= PP Motorsport =

PP Motorsport is a professional motor racing team based in Lincoln, United Kingdom. It currently competes in UK Clio Cup with driver Anton Spires.

== History ==
Team owner, John Creasey, runs an automotive body and paint shop, Paint Perfect, in Lincoln. With a long running interest in motor sport and an increasing number of clients bringing racing cars for body repairs, a half-finished Peugeot 106 GTi track car was purchased from eBay to be a company project in 2012. The car was developed by staff during evenings and run at local track days at the weekends. By winter 2013, it had become a very reliable, capable track car and Creasey started to research race series in which the Peugeot would be eligible. By April 2014, a decision had been made to purchase a new vehicle to br purpose-built for entry into the Michelin Clio Cup Series. The Peugeot was sold to a track day organizer and is currently available for rental.

== 2014 Michelin Clio Cup Series ==
The team watched the opening rounds of the season from the stands at Rockingham.

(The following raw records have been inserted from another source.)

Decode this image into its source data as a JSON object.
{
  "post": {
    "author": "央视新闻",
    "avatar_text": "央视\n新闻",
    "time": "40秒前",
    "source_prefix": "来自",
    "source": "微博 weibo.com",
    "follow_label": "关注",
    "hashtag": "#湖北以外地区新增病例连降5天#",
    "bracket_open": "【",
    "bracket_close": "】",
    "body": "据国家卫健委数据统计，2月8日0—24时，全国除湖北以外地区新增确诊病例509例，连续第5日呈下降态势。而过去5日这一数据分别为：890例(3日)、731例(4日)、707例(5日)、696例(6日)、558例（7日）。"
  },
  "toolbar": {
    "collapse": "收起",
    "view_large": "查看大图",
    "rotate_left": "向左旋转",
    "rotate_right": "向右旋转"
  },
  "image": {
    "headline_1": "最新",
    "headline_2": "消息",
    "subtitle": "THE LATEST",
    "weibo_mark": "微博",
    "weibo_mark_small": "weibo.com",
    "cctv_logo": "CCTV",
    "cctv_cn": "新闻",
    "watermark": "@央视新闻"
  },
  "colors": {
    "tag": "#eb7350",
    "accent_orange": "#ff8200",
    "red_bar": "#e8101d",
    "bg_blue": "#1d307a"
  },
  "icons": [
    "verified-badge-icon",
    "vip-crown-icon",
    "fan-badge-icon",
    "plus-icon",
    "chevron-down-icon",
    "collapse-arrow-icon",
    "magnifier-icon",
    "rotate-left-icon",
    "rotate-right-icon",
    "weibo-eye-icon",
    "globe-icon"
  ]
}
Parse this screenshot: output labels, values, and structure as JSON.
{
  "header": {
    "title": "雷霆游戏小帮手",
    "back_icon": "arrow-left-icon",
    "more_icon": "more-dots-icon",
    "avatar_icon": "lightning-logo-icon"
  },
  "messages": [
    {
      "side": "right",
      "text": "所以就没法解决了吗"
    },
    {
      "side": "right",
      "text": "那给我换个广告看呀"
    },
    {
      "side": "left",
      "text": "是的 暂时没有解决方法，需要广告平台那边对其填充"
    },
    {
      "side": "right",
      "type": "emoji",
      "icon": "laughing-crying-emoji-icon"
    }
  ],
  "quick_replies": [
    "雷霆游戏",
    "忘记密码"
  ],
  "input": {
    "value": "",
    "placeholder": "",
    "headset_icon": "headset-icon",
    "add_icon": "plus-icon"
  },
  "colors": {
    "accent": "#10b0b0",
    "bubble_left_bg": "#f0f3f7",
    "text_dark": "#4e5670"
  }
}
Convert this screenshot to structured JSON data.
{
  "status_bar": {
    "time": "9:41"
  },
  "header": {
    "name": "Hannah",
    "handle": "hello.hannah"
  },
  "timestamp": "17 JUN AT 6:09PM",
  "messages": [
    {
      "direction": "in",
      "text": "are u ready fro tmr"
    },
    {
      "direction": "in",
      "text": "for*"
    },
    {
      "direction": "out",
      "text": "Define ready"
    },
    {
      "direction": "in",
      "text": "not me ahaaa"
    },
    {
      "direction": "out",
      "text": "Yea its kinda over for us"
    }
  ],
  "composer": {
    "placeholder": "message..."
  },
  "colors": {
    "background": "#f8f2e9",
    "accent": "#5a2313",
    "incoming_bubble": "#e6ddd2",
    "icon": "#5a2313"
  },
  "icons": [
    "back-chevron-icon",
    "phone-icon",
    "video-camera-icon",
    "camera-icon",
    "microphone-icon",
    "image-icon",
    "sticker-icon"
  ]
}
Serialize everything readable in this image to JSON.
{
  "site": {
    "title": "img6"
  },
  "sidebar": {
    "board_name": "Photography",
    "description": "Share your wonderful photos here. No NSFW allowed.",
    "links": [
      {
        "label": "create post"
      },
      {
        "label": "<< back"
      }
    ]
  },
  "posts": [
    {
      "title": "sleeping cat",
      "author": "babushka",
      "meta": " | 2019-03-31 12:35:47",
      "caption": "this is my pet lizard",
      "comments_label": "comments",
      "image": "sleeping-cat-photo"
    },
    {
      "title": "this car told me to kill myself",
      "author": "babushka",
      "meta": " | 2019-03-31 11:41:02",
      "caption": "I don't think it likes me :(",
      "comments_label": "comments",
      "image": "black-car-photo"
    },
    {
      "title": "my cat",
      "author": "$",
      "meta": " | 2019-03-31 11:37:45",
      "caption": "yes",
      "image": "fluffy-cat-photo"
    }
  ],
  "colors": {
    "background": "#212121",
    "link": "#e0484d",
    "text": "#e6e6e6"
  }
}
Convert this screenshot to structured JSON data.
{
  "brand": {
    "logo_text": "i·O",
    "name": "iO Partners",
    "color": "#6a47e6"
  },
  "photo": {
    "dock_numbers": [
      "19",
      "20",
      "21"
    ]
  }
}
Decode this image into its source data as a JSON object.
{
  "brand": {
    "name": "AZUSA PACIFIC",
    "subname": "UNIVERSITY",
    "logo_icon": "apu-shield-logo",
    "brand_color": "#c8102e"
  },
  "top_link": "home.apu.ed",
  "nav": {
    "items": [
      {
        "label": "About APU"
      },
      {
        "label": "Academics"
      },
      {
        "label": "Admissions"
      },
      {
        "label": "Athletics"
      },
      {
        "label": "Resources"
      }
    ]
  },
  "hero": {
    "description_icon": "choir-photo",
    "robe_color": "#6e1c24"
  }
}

In the following week, an accident-damaged Renault Clio 197 F1 arrived at the workshop and, working evenings for the next seven weeks, it was repaired and rebuilt to Road Series specification. Creasey and the team made their first race in May at Oulton Park.

It was a difficult first year for the new team with heavy damage sustained at Donington Park, but good performances at Brands Hatch and Snetterton. Limping the car home with a damaged track rod at Croft gave Creasey enough points to claim the Road Sport title. Westbourne Motorsport's Anton Spires claimed the overall Road Series title at the previous meeting at Snetterton.

== 2015 Michelin Clio Cup Series ==
Creasey entered the Road Series again in 2015 with the season highlight coming in the form of a double pole position and podium finish at Thruxton.

The reigning Road Series Champion, Anton Spires, was signed as driver coach to the team and he was entered into the Race Series for the final two meetings of the year. After a spectacular battle with James Dorlin, Spires just missed out on a podium finish on his first weekend at Oulton Park.

== 2016 UK Clio Cup ==
In winter 2015, PP Motorsport decided it would graduate to UK Clio Cup a full year ahead of the five-year business plan. Spires would resume driving while Creasey would take a year out of racing to concentrate on team management. The team would be assisted by Westbourne Motorsport which had a planned UK Clio Cup return for 2017.